But fundamentally, if they know inside that the tasks they are doing are still easy, then they're not getting a chance to expose themselves to the feared situation (doing work that might actually be difficult!) and seeing that nothing actually bad happens. That's a basic principle of almost every form of therapy for almost every form of anxiety disorder, regardless of your theoretical orientation -- you have to experience the feared thing, slowly and in a manageable way, and learn both to tolerate the uncertainty and to experience the fact that you *aren't* awful and that you *can* make mistakes without being punished or rejected for it.
So the goal should not be "cure perfectionism before we provide academic challenge." It should be, "treat general anxiety so that we can include provision of academic challenge as part of the ongoing plan to treat perfectionism so that we can provide more academic challenge when perfectionism is less severe." Not this-then-that, but this-and-that-and-then-more-of-that.
She shoots! She scores! The crowd goes Wild!!!!
Now we are talking the Psychologist's language. Thank you Aimee!
This is a great example of the general stratagy for Advocacy. The school brings up a problem. The parent or advocate links the solution of the problem to getting a better fit educations in the minds of the school. The school buys in to correcting the readiness level as part of the way to solve the problem.

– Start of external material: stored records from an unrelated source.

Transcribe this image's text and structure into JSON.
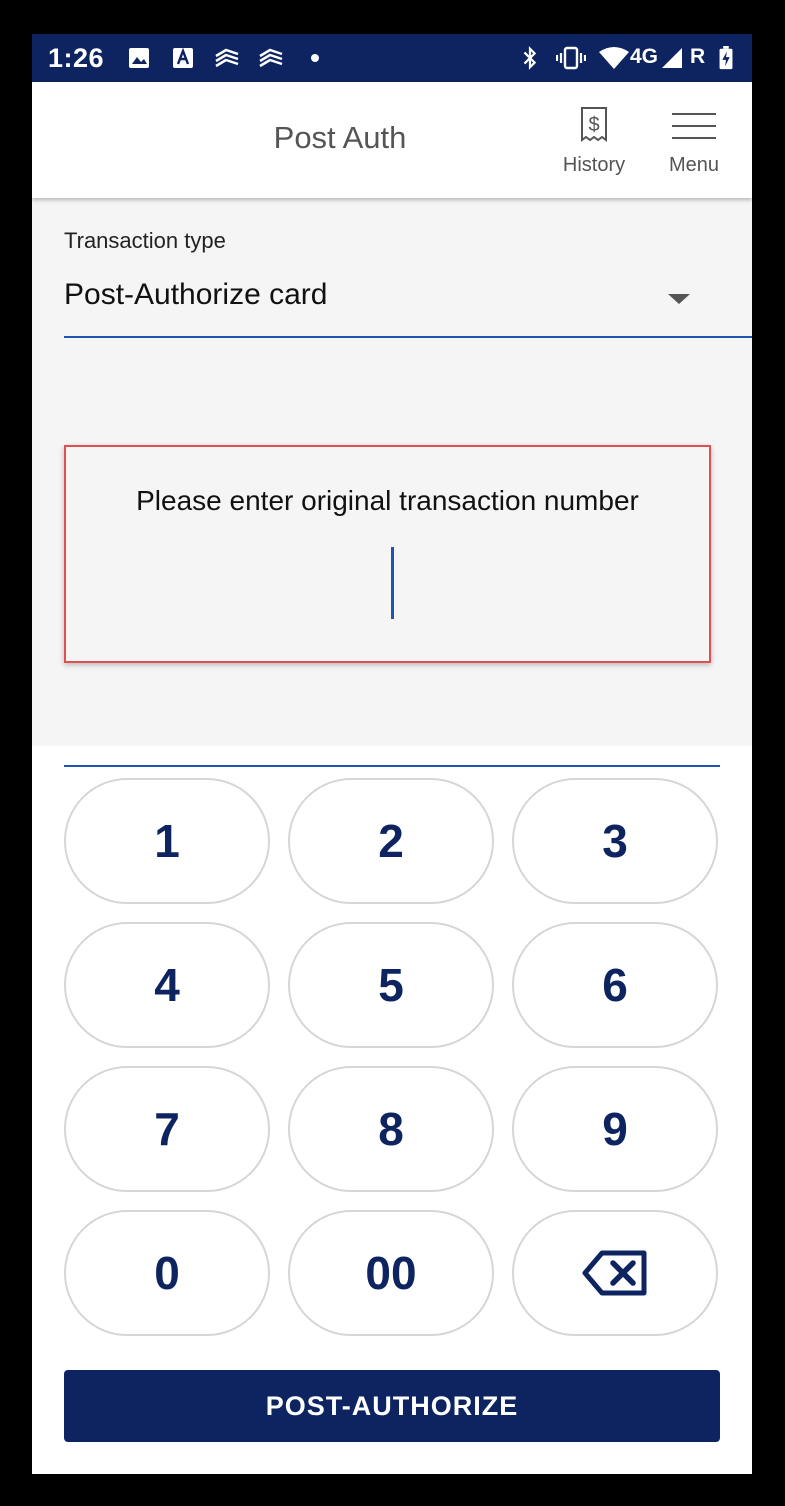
{
  "status_bar": {
    "time": "1:26",
    "network": "4G",
    "roaming": "R",
    "icons": [
      "image-icon",
      "text-app-icon",
      "bank-icon",
      "bank-icon",
      "dot-icon",
      "bluetooth-icon",
      "vibrate-icon",
      "wifi-icon",
      "signal-icon",
      "battery-charging-icon"
    ]
  },
  "app_bar": {
    "title": "Post Auth",
    "history_label": "History",
    "menu_label": "Menu"
  },
  "form": {
    "transaction_type_label": "Transaction type",
    "transaction_type_value": "Post-Authorize card",
    "prompt": "Please enter original transaction number",
    "input_value": ""
  },
  "keypad": {
    "keys": [
      "1",
      "2",
      "3",
      "4",
      "5",
      "6",
      "7",
      "8",
      "9",
      "0",
      "00"
    ],
    "backspace_icon": "backspace-icon"
  },
  "action": {
    "label": "POST-AUTHORIZE"
  },
  "colors": {
    "primary": "#0d2460",
    "accent": "#1e55b3",
    "highlight": "#e05050"
  }
}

I'm guessing that there are some anxiety issues that have nothing to do with readiness level, but for those that are - Wow!
Aimee, I saw this 'avoidance' behavior with my son when it was time to reverse his underachievement. I kept in mind what Robin Schader shared with me: 'Our job is to hook the child on the thrill of accomplishing what once seemed difficult.' Or something like that. Of course it's easier for a parent to deal with an avoid ant kid than for a school folk.
OT: But I got to hear the story of how Martin Seligman was part of the Learned Helplessness Experiment on Dogs and how hard it was to get the dogs back into the cage long enough to reverse their 'learned helplessness' by experiencing that they could now avoid the shocks by their actions. I heard that the only reinforcer good enough was, not deli meat, not access to female dogs in heat, but that they had to cut a hole in the bottom of the cage and send a graduate student in to rub the dog's belly.
I think that there is a great take home message here: For social animals and social humans, it's relationships that are strong enough reinforcers to get folks out of a rut.